Ericsson tries to kick-start demand for Bluetooth

Leaders of Ericsson Technology Licensing in Lund, Sweden, are trying to kick-start unexpectedly slow development of its Bluetooth extremely short-range radio technology.

By J.R. Wilson

LUND, Sweden — Leaders of Ericsson Technology Licensing in Lund, Sweden, are trying to kick-start unexpectedly slow development of its Bluetooth extremely short-range radio technology.

To do this, they are announcing a new Bluetooth Embedded Stack software solution it says will enable original equipment manufacturers (OEMs) to launch new Bluetooth products at reduced cost.

Offered by Ericsson, along with other Bluetooth implementations, the Embedded Stack enables OEMs to integrate their application in the Bluetooth chip, creating a more cost-effective solution for applications in which size, power consumption, and cost are paramount.

"This is a move from Ericsson Technology Licensing that will help the Bluetooth industry to increase the number of Bluetooth products," says division president Maria Khorsand. "Our new software will definitely enhance the possibilities to reduce costs for implementation of Bluetooth wireless technology."

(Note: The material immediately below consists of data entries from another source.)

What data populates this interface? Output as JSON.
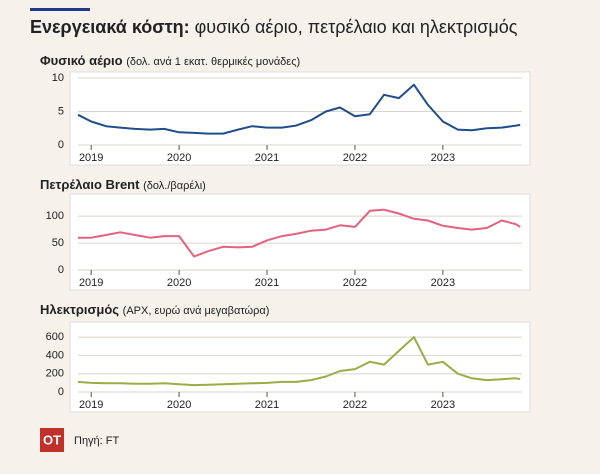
{
  "header": {
    "title_bold": "Ενεργειακά κόστη:",
    "title_rest": "φυσικό αέριο, πετρέλαιο και ηλεκτρισμός"
  },
  "footer": {
    "logo": "ΟΤ",
    "source": "Πηγή: FT"
  },
  "chart_data": [
    {
      "type": "line",
      "title": "Φυσικό αέριο",
      "subtitle": "(δολ. ανά 1 εκατ. θερμικές μονάδες)",
      "color": "#1f4e8c",
      "x": [
        2018.85,
        2019,
        2019.17,
        2019.33,
        2019.5,
        2019.67,
        2019.83,
        2020,
        2020.17,
        2020.33,
        2020.5,
        2020.67,
        2020.83,
        2021,
        2021.17,
        2021.33,
        2021.5,
        2021.67,
        2021.83,
        2022,
        2022.17,
        2022.33,
        2022.5,
        2022.67,
        2022.83,
        2023,
        2023.17,
        2023.33,
        2023.5,
        2023.67,
        2023.83,
        2023.88
      ],
      "values": [
        4.5,
        3.5,
        2.8,
        2.6,
        2.4,
        2.3,
        2.4,
        1.9,
        1.8,
        1.7,
        1.7,
        2.3,
        2.8,
        2.6,
        2.6,
        2.9,
        3.7,
        5.0,
        5.6,
        4.3,
        4.6,
        7.5,
        7.0,
        9.0,
        6.0,
        3.5,
        2.3,
        2.2,
        2.5,
        2.6,
        2.9,
        3.0
      ],
      "xlim": [
        2018.85,
        2023.9
      ],
      "xticks": [
        2019,
        2020,
        2021,
        2022,
        2023
      ],
      "ylim": [
        0,
        10
      ],
      "yticks": [
        0,
        5,
        10
      ],
      "grid": true
    },
    {
      "type": "line",
      "title": "Πετρέλαιο Brent",
      "subtitle": "(δολ./βαρέλι)",
      "color": "#e6617d",
      "x": [
        2018.85,
        2019,
        2019.17,
        2019.33,
        2019.5,
        2019.67,
        2019.83,
        2020,
        2020.17,
        2020.33,
        2020.5,
        2020.67,
        2020.83,
        2021,
        2021.17,
        2021.33,
        2021.5,
        2021.67,
        2021.83,
        2022,
        2022.17,
        2022.33,
        2022.5,
        2022.67,
        2022.83,
        2023,
        2023.17,
        2023.33,
        2023.5,
        2023.67,
        2023.83,
        2023.88
      ],
      "values": [
        60,
        60,
        65,
        70,
        65,
        60,
        63,
        63,
        25,
        35,
        43,
        42,
        43,
        55,
        63,
        67,
        73,
        75,
        83,
        80,
        110,
        112,
        105,
        95,
        92,
        82,
        78,
        75,
        78,
        92,
        85,
        80
      ],
      "xlim": [
        2018.85,
        2023.9
      ],
      "xticks": [
        2019,
        2020,
        2021,
        2022,
        2023
      ],
      "ylim": [
        0,
        130
      ],
      "yticks": [
        0,
        50,
        100
      ],
      "grid": true
    },
    {
      "type": "line",
      "title": "Ηλεκτρισμός",
      "subtitle": "(ΑΡΧ, ευρώ ανά μεγαβατώρα)",
      "color": "#9aad45",
      "x": [
        2018.85,
        2019,
        2019.17,
        2019.33,
        2019.5,
        2019.67,
        2019.83,
        2020,
        2020.17,
        2020.33,
        2020.5,
        2020.67,
        2020.83,
        2021,
        2021.17,
        2021.33,
        2021.5,
        2021.67,
        2021.83,
        2022,
        2022.17,
        2022.33,
        2022.5,
        2022.67,
        2022.83,
        2023,
        2023.17,
        2023.33,
        2023.5,
        2023.67,
        2023.83,
        2023.88
      ],
      "values": [
        110,
        100,
        95,
        95,
        90,
        90,
        95,
        85,
        75,
        80,
        85,
        90,
        95,
        100,
        110,
        110,
        130,
        170,
        230,
        250,
        330,
        300,
        450,
        600,
        300,
        330,
        200,
        150,
        130,
        140,
        150,
        140
      ],
      "xlim": [
        2018.85,
        2023.9
      ],
      "xticks": [
        2019,
        2020,
        2021,
        2022,
        2023
      ],
      "ylim": [
        0,
        700
      ],
      "yticks": [
        0,
        200,
        400,
        600
      ],
      "grid": true
    }
  ]
}
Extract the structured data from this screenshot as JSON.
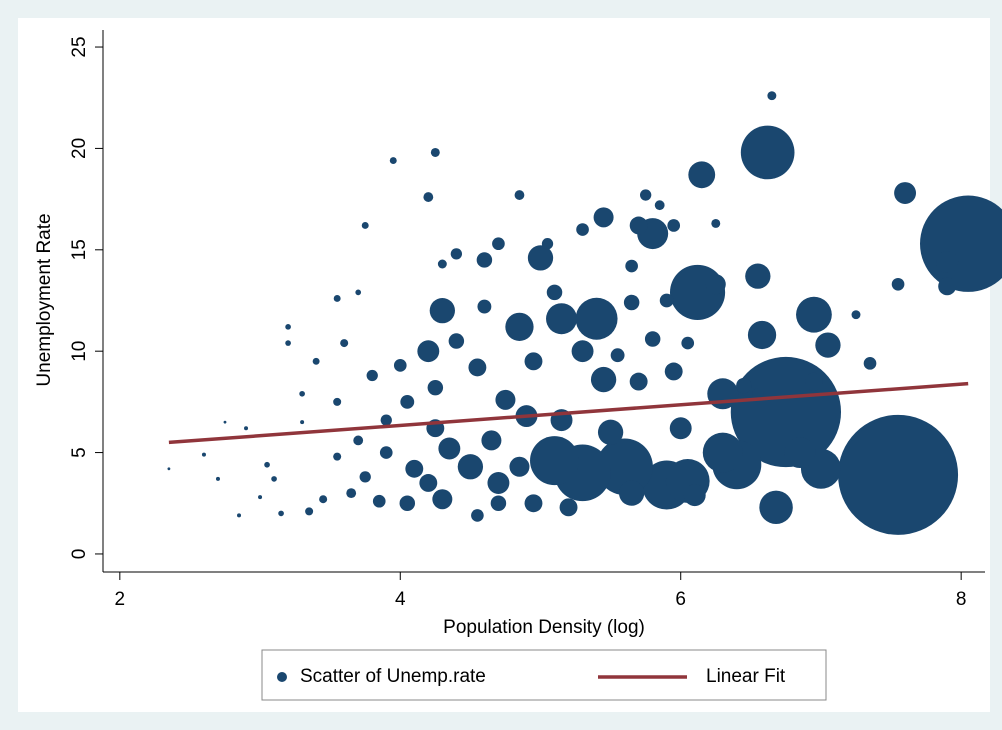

Khorsand also claims recent surveys have shown increased consumer familiarity with Bluetooth in the past year and a corresponding increase in interest in the wireless technology.

Bluetooth has a raw throughput of 1 megabit per second (but an actual data rate of 728 kilobits per second) at ranges shorter than 10 meters.

Operating in the 2.4GHz industrial-scientific-medial (ISM) band, it uses a frequency hop spread spectrum ° 1600 hops per second ° to avoid interference with other devices operating at 2.4GHz, including portable phones and microwave ovens.

Cahners In-Stat Group, which has been surveying the potential market for Bluetooth, predicts close to 700 million Bluetooth devices will be shipping annually by 2005.